Number one: take over the world! it is time to reveal Deviantartia to the artists. They will follow me and the non-artians, those who are not a member of our glorious community, will have to bend the knee.

Number two: make the deviantART administrative team the generals of my Artistic Army. If ever there were people proven worhty of such a task it must be them. They should consider themselves lucky that a benevolent person like myself has come along.

Number three: Replace all the currencies of the world for points. People won't care, some beg for points, some beg for dollars, others for euros. If we can all use points, it will make my purchases form the store so much easier."

- "Was that all sir?"
"For now, yes. Why? Would you have me add another one?"
- "No sir. Nothing along the lines of suggesting that the community is already being led by very capable people and that your endeavors would be folly."
"Wait, what? Oh... well... ehm... good. As long as you suggest nothing along those lines I won't have to keelhaul you for treason."
- "That is great to hear sir. Would you like me to bring you a nerve tonic now sir?"
"Ugh... you and your vile poisons. My sanity is not to be discussed, remember! Begone with you! I must brood some more on the matters at hand."

And now it is time we leave John. In case his madness is contagious. He would not be a very benevolent dictator anyway, so lets hope his plans will not soon come to fruition. Maybe though, maybe one day, John will rise up against the rest of the world... and be laughed at ;)
Treo-LeGigeo Featured By Owner Dec 31, 2012   Writer
1. This year, as the leader of this great country, I pledge to make even more promises than I did last year.

2. With those promises, I will appear to be making an attempt to deliver on most of them (whether or not I really am making an attempt will remain to be seen).

3. And if I do not deliver on some (read:all) of said promises, I will work on making an even more rousing apology speech than the last several hundred times this government has apologised without doing anything.
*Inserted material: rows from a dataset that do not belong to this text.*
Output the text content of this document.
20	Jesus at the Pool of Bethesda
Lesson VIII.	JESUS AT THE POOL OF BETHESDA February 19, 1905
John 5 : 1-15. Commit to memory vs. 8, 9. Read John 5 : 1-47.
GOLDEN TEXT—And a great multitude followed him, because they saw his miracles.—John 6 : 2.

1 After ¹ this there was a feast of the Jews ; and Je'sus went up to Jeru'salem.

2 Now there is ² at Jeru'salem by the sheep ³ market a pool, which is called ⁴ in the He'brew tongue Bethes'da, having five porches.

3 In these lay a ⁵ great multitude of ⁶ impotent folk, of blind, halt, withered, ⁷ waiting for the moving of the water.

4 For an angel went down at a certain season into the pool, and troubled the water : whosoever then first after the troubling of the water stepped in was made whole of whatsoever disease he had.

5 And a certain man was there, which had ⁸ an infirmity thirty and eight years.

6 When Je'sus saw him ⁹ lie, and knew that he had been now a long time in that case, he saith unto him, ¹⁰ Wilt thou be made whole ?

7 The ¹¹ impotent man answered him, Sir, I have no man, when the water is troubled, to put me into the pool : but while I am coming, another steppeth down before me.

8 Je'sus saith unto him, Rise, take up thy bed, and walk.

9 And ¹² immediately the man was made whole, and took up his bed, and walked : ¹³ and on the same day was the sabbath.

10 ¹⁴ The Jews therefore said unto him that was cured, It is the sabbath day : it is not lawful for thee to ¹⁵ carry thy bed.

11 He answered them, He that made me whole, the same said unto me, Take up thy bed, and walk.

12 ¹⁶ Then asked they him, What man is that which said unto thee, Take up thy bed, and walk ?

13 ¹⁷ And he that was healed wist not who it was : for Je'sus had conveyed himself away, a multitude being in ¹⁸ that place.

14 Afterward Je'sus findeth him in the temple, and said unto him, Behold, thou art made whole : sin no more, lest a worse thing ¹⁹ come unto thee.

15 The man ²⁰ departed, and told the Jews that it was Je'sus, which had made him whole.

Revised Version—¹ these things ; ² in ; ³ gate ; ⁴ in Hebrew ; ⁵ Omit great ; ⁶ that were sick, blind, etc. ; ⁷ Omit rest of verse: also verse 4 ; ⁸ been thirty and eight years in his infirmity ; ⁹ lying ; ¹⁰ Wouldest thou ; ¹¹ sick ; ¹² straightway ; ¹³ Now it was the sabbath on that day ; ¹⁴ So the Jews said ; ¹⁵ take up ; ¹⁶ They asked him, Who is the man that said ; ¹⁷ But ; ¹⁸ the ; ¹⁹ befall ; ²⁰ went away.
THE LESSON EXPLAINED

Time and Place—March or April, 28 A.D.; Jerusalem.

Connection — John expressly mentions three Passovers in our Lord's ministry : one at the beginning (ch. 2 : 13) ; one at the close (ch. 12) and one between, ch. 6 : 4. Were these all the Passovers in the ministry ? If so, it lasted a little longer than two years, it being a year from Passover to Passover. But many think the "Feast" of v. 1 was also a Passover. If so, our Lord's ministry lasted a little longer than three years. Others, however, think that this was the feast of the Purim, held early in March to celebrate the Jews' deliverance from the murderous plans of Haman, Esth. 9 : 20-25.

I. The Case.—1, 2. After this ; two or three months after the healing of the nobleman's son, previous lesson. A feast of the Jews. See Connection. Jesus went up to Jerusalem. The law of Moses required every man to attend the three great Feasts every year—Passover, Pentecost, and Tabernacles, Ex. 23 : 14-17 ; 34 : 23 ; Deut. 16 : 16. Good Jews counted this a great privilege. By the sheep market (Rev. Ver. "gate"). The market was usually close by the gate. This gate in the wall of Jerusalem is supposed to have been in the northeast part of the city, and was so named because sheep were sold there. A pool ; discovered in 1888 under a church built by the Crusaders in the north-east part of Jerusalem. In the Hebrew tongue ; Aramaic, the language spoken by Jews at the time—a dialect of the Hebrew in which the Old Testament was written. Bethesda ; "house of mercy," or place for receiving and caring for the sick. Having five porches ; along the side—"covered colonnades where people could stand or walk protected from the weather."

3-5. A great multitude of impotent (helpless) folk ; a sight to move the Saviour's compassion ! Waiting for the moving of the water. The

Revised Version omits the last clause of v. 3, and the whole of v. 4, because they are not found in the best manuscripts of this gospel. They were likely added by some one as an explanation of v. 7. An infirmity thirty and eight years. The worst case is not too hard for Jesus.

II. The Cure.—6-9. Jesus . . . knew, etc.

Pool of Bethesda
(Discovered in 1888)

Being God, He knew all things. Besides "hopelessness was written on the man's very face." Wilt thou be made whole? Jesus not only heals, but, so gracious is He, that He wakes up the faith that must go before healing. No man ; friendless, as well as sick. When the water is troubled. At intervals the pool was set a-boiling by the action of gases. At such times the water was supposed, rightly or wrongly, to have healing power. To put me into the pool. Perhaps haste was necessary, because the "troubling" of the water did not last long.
Leader of the Australian Labor Party (for now, at least)
hellothere5 Featured By Owner Dec 31, 2012
An ant's resolution:
1) Continue last year's resolution to become the hardest working ant in the colony. Failure this year will be unacceptable. The Queen shall be most pleased when she sees me carrying many times the scrawny amount that others bring back.
2) Get past the great green barrier (a fallen maple leaf) and find what riches lay beyond for me to bring back for the Queen. I shall be honorably praised by the Mother Ant. Best to find provisions and such if I am to make this dangerous journey.
3) Find out why the other colonies aren't responding. I hear rumors that their hills are dried and covered in white stuff. Must investigate and bring back information in order to be promoted.

A pirate's resolution:
1) Find out how to break into Captain's quarters to steal the rum.
2) Find out how to break into Captain's quarters to steal the gold.
3) Find out how to break into Captain's quarters and become Captain.
elphaba-rose-wilde Featured By Owner Dec 30, 2012  Professional Digital Artist
An Ant's Resolutions:

1) Break colony record for most picnics ruined and survive. Francois will be decimated this year!
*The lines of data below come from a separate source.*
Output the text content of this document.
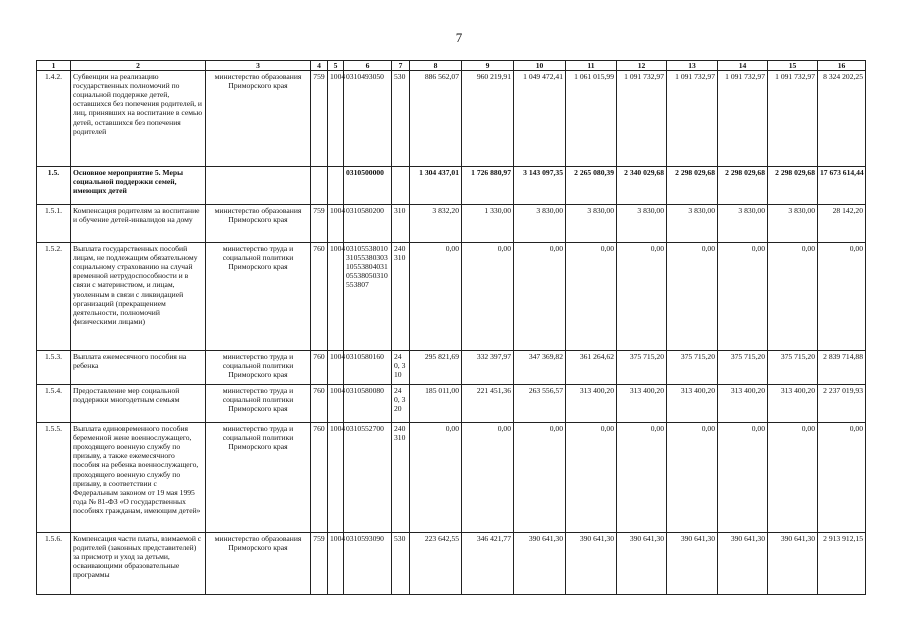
7
1	2	3	4	5	6	7	8	9	10	11	12	13	14	15	16
1.4.2.	Субвенции на реализацию государственных полномочий по социальной поддержке детей, оставшихся без попечения родителей, и лиц, принявших на воспитание в семью детей, оставшихся без попечения родителей	министерство образования Приморского края	759	1004	0310493050	530	886 562,07	960 219,91	1 049 472,41	1 061 015,99	1 091 732,97	1 091 732,97	1 091 732,97	1 091 732,97	8 324 202,25
1.5.	Основное мероприятие 5. Меры социальной поддержки семей, имеющих детей				0310500000		1 304 437,01	1 726 880,97	3 143 097,35	2 265 080,39	2 340 029,68	2 298 029,68	2 298 029,68	2 298 029,68	17 673 614,44
1.5.1.	Компенсация родителям за воспитание и обучение детей-инвалидов на дому	министерство образования Приморского края	759	1004	0310580200	310	3 832,20	1 330,00	3 830,00	3 830,00	3 830,00	3 830,00	3 830,00	3 830,00	28 142,20
1.5.2.	Выплата государственных пособий лицам, не подлежащим обязательному социальному страхованию на случай временной нетрудоспособности и в связи с материнством, и лицам, уволенным в связи с ликвидацией организаций (прекращением деятельности, полномочий физическими лицами)	министерство труда и социальной политики Приморского края	760	1004	03105538010310553803031055380403105538050310553807	240310	0,00	0,00	0,00	0,00	0,00	0,00	0,00	0,00	0,00
1.5.3.	Выплата ежемесячного пособия на ребенка	министерство труда и социальной политики Приморского края	760	1004	0310580160	240, 310	295 821,69	332 397,97	347 369,82	361 264,62	375 715,20	375 715,20	375 715,20	375 715,20	2 839 714,88
1.5.4.	Предоставление мер социальной поддержки многодетным семьям	министерство труда и социальной политики Приморского края	760	1004	0310580080	240, 320	185 011,00	221 451,36	263 556,57	313 400,20	313 400,20	313 400,20	313 400,20	313 400,20	2 237 019,93
1.5.5.	Выплата единовременного пособия беременной жене военнослужащего, проходящего военную службу по призыву, а также ежемесячного пособия на ребенка военнослужащего, проходящего военную службу по призыву, в соответствии с Федеральным законом от 19 мая 1995 года № 81-ФЗ «О государственных пособиях гражданам, имеющим детей»	министерство труда и социальной политики Приморского края	760	1004	0310552700	240 310	0,00	0,00	0,00	0,00	0,00	0,00	0,00	0,00	0,00
1.5.6.	Компенсация части платы, взимаемой с родителей (законных представителей) за присмотр и уход за детьми, осваивающими образовательные программы	министерство образования Приморского края	759	1004	0310593090	530	223 642,55	346 421,77	390 641,30	390 641,30	390 641,30	390 641,30	390 641,30	390 641,30	2 913 912,15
2) Replace Francois as the Head Assistant Ant to the Queen.

3) Finally save up enough for super support Nike ant shoes. These backaches have to stop.
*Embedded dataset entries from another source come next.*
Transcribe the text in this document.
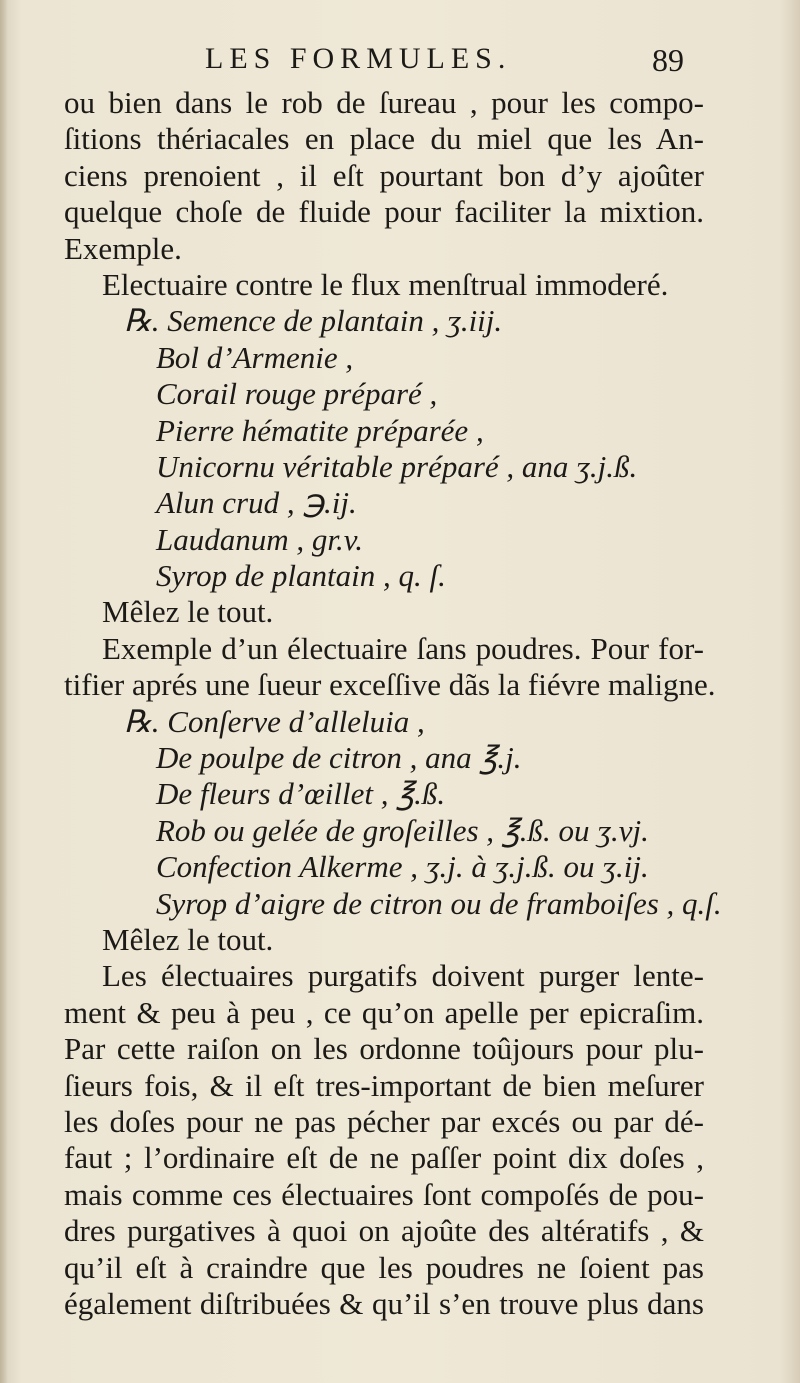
LES FORMULES.	89
ou bien dans le rob de ſureau , pour les compo-
ſitions thériacales en place du miel que les An-
ciens prenoient , il eſt pourtant bon d’y ajoûter
quelque choſe de fluide pour faciliter la mixtion.
Exemple.
Electuaire contre le flux menſtrual immoderé.
℞. Semence de plantain , ʒ.iij.
Bol d’Armenie ,
Corail rouge préparé ,
Pierre hématite préparée ,
Unicornu véritable préparé , ana ʒ.j.ß.
Alun crud , ℈.ij.
Laudanum , gr.v.
Syrop de plantain , q. ſ.
Mêlez le tout.
Exemple d’un électuaire ſans poudres. Pour for-
tifier aprés une ſueur exceſſive dãs la fiévre maligne.
℞. Conſerve d’alleluia ,
De poulpe de citron , ana ℥.j.
De fleurs d’œillet , ℥.ß.
Rob ou gelée de groſeilles , ℥.ß. ou ʒ.vj.
Confection Alkerme , ʒ.j. à ʒ.j.ß. ou ʒ.ij.
Syrop d’aigre de citron ou de framboiſes , q.ſ.
Mêlez le tout.
Les électuaires purgatifs doivent purger lente-
ment & peu à peu , ce qu’on apelle per epicraſim.
Par cette raiſon on les ordonne toûjours pour plu-
ſieurs fois, & il eſt tres-important de bien meſurer
les doſes pour ne pas pécher par excés ou par dé-
faut ; l’ordinaire eſt de ne paſſer point dix doſes ,
mais comme ces électuaires ſont compoſés de pou-
dres purgatives à quoi on ajoûte des altératifs , &
qu’il eſt à craindre que les poudres ne ſoient pas
également diſtribuées & qu’il s’en trouve plus dans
4) Be able to carry two crumbs at once, thereby increasing productivity.

5) Stop getting beat up by Francois.
Luishi17 Featured By Owner Dec 29, 2012  Hobbyist Digital Artist
My country's leader:

1. My first new year resolution would be to support education with bigger emphasis, because our kids are the future of the country, better education = more professionals in the future.
2. I will support the small companies with a little monetary bonus, twice a year. By helping them grow they would produce more job opportunities and the country could pass this economical issues.
3. I will work hard to eliminate the corruption in the country, that would help us progress and trust in our police officers.